Drivers Feel Range Anxiety with Electric Cars
One of the main hurdles that is currently holding back motorists is the supposed lack of charging points, and the perceived low range from an overnight charge at home. This is understandable, but IBM’s big data could be invaluable assuaging these fears. Engineers could determine the number of charging points and where they should be placed to better support motorists and reduce peak-time stress on any one sector of the power grid.
Flipping the Switch on Electric Means a Glut of Used Cars
The proposed 2040 ban may seem far away, but it is easy to see why many motorists are already beginning to make the switch. There are many financial incentives, growing social pressure to live green lifestyles and the improved range of newer electric vehicles entering the market.

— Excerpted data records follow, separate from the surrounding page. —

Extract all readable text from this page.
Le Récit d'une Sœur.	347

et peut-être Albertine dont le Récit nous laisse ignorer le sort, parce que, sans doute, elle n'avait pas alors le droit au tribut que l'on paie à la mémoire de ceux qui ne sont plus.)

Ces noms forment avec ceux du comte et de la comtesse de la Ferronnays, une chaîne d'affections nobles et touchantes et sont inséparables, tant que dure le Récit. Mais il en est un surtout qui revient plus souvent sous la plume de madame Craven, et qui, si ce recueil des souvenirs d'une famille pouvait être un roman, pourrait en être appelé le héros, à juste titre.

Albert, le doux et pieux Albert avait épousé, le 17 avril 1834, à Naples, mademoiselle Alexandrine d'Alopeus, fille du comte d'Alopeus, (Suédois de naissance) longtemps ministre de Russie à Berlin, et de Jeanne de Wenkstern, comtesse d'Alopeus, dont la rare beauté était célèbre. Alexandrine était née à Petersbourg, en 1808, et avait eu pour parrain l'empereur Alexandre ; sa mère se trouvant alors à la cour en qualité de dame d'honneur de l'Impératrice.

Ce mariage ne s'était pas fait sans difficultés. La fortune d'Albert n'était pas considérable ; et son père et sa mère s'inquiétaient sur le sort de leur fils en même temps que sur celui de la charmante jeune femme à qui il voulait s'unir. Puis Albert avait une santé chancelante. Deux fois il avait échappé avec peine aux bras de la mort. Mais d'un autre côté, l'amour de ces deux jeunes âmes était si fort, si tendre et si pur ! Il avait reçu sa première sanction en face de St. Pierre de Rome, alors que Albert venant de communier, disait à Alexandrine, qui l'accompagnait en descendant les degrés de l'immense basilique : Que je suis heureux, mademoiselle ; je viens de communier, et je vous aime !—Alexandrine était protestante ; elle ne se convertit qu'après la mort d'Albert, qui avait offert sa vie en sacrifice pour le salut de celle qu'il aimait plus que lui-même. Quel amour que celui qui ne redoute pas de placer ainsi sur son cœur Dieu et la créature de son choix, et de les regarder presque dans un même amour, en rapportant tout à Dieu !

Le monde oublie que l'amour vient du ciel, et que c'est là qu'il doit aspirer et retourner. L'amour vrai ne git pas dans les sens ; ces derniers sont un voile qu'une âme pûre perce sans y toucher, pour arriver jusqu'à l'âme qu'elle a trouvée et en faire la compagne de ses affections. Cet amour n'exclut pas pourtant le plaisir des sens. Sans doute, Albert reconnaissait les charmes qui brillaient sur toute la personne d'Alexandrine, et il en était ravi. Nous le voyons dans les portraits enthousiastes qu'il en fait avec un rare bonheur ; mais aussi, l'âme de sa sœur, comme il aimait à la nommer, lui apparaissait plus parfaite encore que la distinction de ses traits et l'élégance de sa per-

With many existing electric card owners looking to take advantage of new tech innovations in current models, used car dealerships like Motorpoint will soon be filled with the electric vehicles of yesterday. And this new inventory will mean that more and more people can afford to participate in the electric vehicle revolution.
In conclusion, Peugeot and IBM’s partnership from a few years ago was an exciting announcement. It has brought forth huge improvements for both motorists and the industry. And with the increasing number of electric, connected vehicles on the road, it’s never been a more exciting time for big data harnessed from the vehicles on our roadways.
The enormous amount of data produced and collected by all-electric cars can be used to dramatically improve the driver experience. This will only continue as more data is produced after the remaining market shifts to all electric, connected vehicles. Big data in the automotive space is the key to making a smooth transition.